Technical Abstract: Over a million foreign animals now have US genomic predictions. Recent females born 2018-2023 including 4,259,017 Holsteins and 483,878 Jerseys were grouped by continental region. Those genotypes included 498,480 females from 13 countries in Asia, 378,650 from 17 countries in western Europe, 125,849 from 17 countries in eastern Europe, 153,362 from 12 countries in Latin America, 53,235 from 3 countries in Oceania, and 4,082 from 5 countries in Africa.
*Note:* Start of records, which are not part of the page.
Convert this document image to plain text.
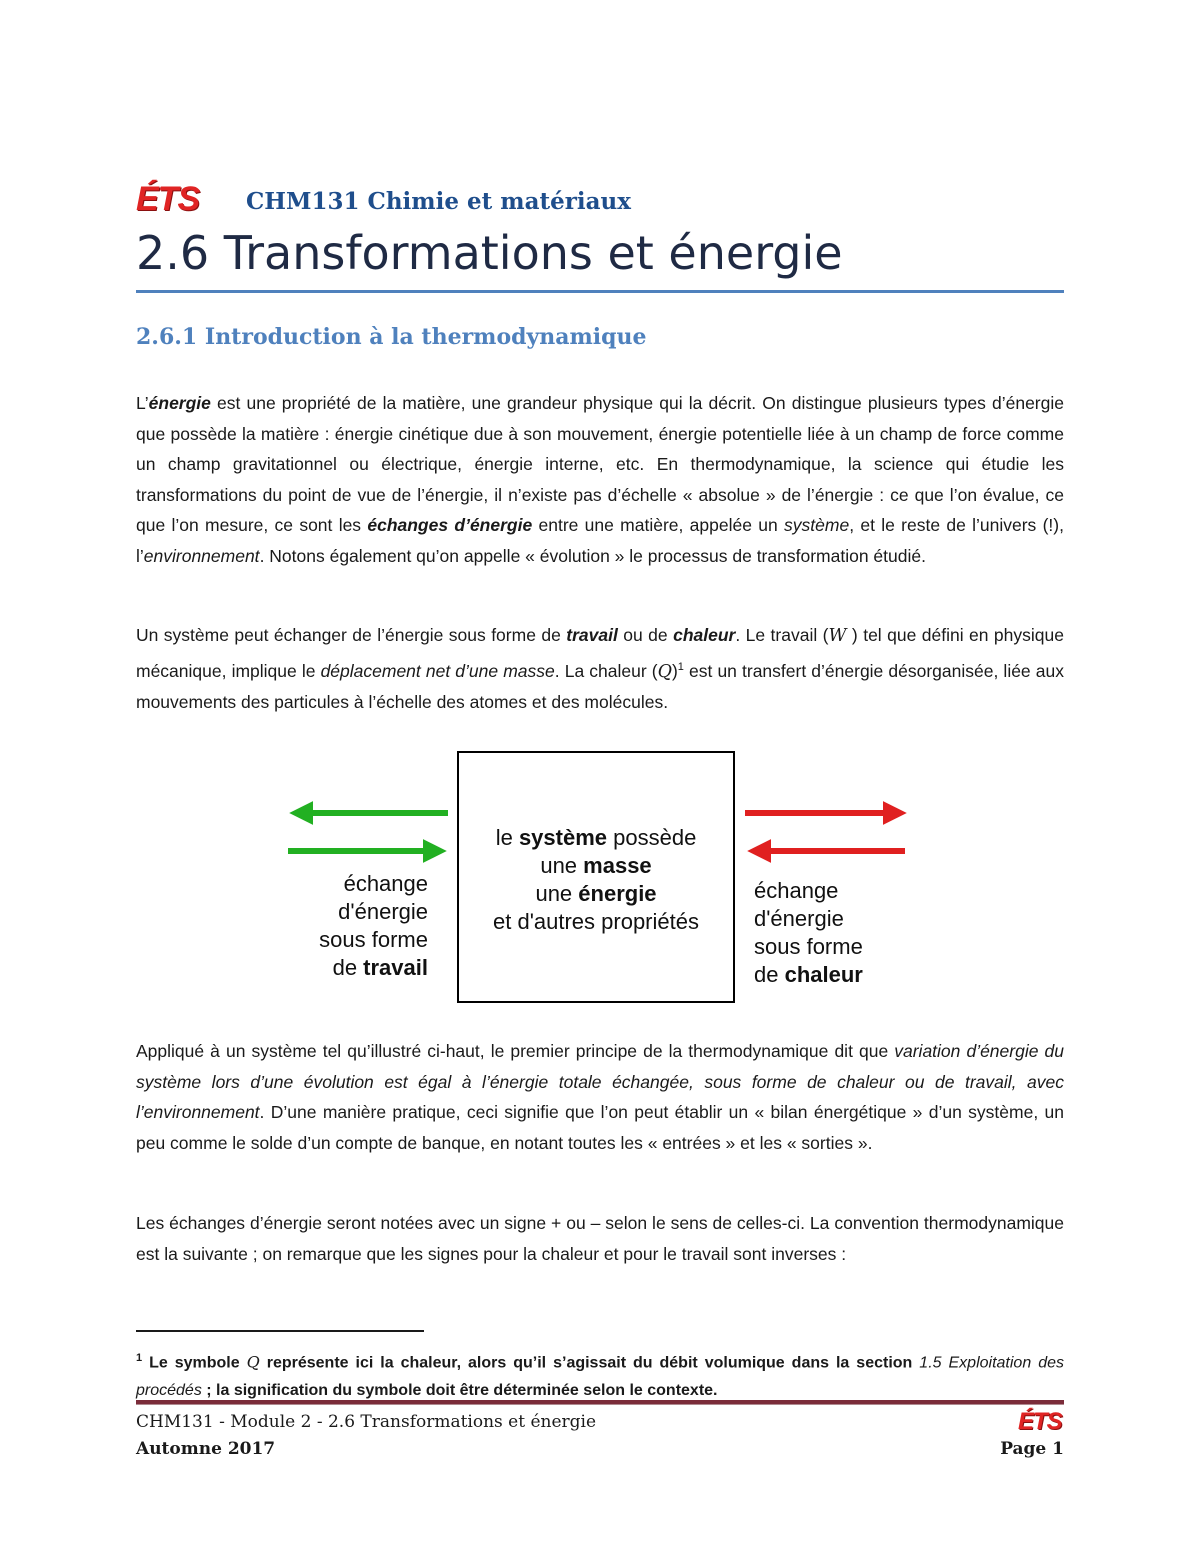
ÉTS CHM131 Chimie et matériaux
2.6 Transformations et énergie
2.6.1 Introduction à la thermodynamique
L’énergie est une propriété de la matière, une grandeur physique qui la décrit. On distingue plusieurs types d’énergie que possède la matière : énergie cinétique due à son mouvement, énergie potentielle liée à un champ de force comme un champ gravitationnel ou électrique, énergie interne, etc. En thermodynamique, la science qui étudie les transformations du point de vue de l’énergie, il n’existe pas d’échelle « absolue » de l’énergie : ce que l’on évalue, ce que l’on mesure, ce sont les échanges d’énergie entre une matière, appelée un système, et le reste de l’univers (!), l’environnement. Notons également qu’on appelle « évolution » le processus de transformation étudié.
Un système peut échanger de l’énergie sous forme de travail ou de chaleur. Le travail (W ) tel que défini en physique mécanique, implique le déplacement net d’une masse. La chaleur $(Q)^1$ est un transfert d’énergie désorganisée, liée aux mouvements des particules à l’échelle des atomes et des molécules.
le système possède
une masse
une énergie
et d'autres propriétés
échange
d'énergie
sous forme
de travail
échange
d'énergie
sous forme
de chaleur
Appliqué à un système tel qu’illustré ci-haut, le premier principe de la thermodynamique dit que variation d’énergie du système lors d’une évolution est égal à l’énergie totale échangée, sous forme de chaleur ou de travail, avec l’environnement. D’une manière pratique, ceci signifie que l’on peut établir un « bilan énergétique » d’un système, un peu comme le solde d’un compte de banque, en notant toutes les « entrées » et les « sorties ».
Les échanges d’énergie seront notées avec un signe + ou – selon le sens de celles-ci. La convention thermodynamique est la suivante ; on remarque que les signes pour la chaleur et pour le travail sont inverses :
$^1$ Le symbole Q représente ici la chaleur, alors qu’il s’agissait du débit volumique dans la section 1.5 Exploitation des procédés ; la signification du symbole doit être déterminée selon le contexte.
CHM131 - Module 2 - 2.6 Transformations et énergie
Automne 2017
ÉTS
Page 1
Individual countries providing the most foreign genotypes were 320,350 from Canada, 186,499 from Saudi Arabia, 160,558 from China, 135,971 from Japan, 114,501 from Italy, and 102,000 from Brazil. For Holsteins, average pedigree completeness ranged from 64.2% for Latin America to 86.1% for western Europe. Average pedigree inbreeding ranged from 8.7% for Africa and Oceania to 9.6% for North America. Oceania also had the lowest expected future inbreeding (EFI) of 9.0% and genomic future inbreeding (GFI) of 9.4% compared to the highest EFI of 9.5% and GFI of 10.4% in North America. Average Net Merit (NM$) was $480 in North America, $335 in Latin America, $381 in Western Europe, $370 in Eastern Europe, $317 in Africa, $366 in Asia, and $211 in Oceania. For the recent genotyped Jerseys, pedigree completeness ranged from 57.3% in Latin America to 87.9% in North America. Western Europe had the lowest averages of 7.6% for pedigree inbreeding, 7.4% for EFI, and 5.7% for GFI compared to highest averages of 8.9% pedigree inbreeding, 9.0% GFI, and 7.7% EFI in North America. Those properties were compared to the first 200,000 foreign genotypes summarized previously in 2015. After 9 years of rapid growth in foreign genotyping since 2015, pedigree completeness decreased slightly on all continents except a small increase in Asia. Inbreeding levels increased quickly, but the foreign genotyped females are still almost as related to US animals as US animals are to each other (EFI and GFI). Average NM$ remains higher in North America than on the other continents.